The question of Satan towards Eve in Genesis 3:1 at first seems pretty harmless. But this is definitely more than just a simple question, it’s a seed of doubt put into her mind.
Satan here is exhibiting shock or surprise over the fact that God didn’t allow them to eat from every tree (most translations say did God really say?)
In today’s culture Satan probably would have said something like “are you kidding me? Did God actually say you can’t eat from every tree?”
This shock over God’s rules shouldn’t surprise us because Satan knows exactly how our culture defines justice.
A Biblical definition of justice would look like this: Whatever the Lord brings into our lives that helps us grow closer to Him.
Our view of justice is defined as “getting whatever I think is right.”

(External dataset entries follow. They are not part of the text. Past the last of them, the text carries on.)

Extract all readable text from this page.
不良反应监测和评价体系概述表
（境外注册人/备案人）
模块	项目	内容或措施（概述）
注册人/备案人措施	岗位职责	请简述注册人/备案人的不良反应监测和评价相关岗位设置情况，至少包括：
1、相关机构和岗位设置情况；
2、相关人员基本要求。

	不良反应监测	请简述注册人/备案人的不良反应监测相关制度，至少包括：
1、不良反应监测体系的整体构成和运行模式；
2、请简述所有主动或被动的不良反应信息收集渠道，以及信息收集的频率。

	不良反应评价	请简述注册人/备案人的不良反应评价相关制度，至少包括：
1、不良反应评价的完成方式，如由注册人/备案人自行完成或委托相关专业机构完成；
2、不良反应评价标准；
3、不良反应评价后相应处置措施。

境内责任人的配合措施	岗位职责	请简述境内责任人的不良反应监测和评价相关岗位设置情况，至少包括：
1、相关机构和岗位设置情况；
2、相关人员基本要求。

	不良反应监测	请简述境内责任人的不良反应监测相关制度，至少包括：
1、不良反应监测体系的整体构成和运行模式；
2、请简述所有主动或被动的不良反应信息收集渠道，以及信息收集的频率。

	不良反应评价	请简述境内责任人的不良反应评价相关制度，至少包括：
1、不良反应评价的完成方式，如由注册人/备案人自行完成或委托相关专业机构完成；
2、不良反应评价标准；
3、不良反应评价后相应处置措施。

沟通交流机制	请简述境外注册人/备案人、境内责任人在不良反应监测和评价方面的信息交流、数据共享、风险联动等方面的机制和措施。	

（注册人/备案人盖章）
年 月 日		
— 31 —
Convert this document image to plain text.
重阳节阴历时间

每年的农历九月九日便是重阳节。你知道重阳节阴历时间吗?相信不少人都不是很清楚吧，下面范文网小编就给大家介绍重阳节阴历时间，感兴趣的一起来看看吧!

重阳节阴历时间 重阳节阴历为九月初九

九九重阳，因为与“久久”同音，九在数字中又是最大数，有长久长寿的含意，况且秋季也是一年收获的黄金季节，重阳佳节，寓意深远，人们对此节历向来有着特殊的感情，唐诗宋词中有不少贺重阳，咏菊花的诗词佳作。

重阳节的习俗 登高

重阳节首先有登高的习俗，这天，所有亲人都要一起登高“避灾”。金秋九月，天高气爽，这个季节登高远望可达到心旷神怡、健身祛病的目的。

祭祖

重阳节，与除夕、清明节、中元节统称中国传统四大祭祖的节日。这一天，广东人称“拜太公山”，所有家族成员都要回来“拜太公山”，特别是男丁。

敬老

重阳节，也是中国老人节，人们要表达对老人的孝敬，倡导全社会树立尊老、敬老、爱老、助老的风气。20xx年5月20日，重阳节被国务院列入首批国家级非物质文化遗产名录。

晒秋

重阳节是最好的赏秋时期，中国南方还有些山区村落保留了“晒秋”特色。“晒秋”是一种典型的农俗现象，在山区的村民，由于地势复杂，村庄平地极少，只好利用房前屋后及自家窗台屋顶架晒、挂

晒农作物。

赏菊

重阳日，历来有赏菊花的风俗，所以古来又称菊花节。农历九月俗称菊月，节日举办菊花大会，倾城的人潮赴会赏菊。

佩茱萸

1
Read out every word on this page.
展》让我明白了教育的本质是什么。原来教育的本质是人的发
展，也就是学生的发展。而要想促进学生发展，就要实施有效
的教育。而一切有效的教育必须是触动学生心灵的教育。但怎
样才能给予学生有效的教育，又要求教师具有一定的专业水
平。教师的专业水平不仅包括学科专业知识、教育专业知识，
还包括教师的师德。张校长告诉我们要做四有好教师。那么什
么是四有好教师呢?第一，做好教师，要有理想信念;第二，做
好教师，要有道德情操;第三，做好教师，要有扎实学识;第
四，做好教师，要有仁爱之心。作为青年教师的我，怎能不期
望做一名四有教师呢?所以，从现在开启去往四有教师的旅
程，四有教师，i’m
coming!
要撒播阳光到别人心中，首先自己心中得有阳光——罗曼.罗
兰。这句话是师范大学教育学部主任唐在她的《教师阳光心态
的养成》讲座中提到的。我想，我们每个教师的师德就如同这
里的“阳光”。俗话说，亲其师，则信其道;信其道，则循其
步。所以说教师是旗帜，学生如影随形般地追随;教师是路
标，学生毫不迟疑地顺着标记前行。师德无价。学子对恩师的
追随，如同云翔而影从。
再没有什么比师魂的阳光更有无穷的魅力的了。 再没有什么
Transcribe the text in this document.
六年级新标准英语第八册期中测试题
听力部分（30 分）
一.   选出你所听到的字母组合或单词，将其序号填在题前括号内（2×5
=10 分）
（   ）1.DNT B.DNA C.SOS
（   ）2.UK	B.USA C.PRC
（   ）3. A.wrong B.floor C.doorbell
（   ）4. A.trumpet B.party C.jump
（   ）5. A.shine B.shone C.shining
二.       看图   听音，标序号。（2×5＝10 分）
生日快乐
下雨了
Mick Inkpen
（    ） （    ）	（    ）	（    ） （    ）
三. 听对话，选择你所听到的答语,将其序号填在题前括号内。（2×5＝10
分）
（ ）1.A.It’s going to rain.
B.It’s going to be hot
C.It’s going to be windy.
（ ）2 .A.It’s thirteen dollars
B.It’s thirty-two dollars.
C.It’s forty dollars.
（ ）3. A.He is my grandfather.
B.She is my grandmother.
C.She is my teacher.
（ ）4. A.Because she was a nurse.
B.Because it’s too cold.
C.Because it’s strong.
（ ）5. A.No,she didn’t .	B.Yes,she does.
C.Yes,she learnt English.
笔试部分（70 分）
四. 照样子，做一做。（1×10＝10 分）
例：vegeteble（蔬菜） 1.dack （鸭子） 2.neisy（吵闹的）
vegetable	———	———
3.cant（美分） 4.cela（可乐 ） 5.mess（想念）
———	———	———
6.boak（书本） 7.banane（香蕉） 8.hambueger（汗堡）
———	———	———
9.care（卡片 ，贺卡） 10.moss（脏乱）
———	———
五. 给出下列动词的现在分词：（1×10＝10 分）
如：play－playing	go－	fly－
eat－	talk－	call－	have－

Few people would come out and say this publicly, but there is a growing belief in our culture that views placing restrictions on a person as wrong. And of course deep down inside each of us want our own way (Scripture calls this a sin nature).
So when an “unfair situation” comes (we don’t get what we feel we deserve) Satan immediately shows up exhibiting shock over this injustice. And begins whispering into our ear “this isn’ fair.”
Rebellion against God never just happens overnight, instead it begins with a simple thought in the mind of an individual that life is unfair. Over time that frustration over injustice (somebody tells me what I can’t do) grow into anger, bitterness, and eventually rebellion.
The thing is we don’t realize how serious that little “this isn’t fair” thought can be.
- It takes our eyes off of God and puts it on one thing we cannot do
- It defines justice as freedom to choose whatever we want without consequences
- It turns our anger eventually towards God
- It keeps us from accepting responsibility for our actions
It’s easy to think we can remain faithful to the Lord in our own strength when frustration comes. But the truth is before we know it Satan has slipped the idea of injustice into our minds…and the rebellion has already begun.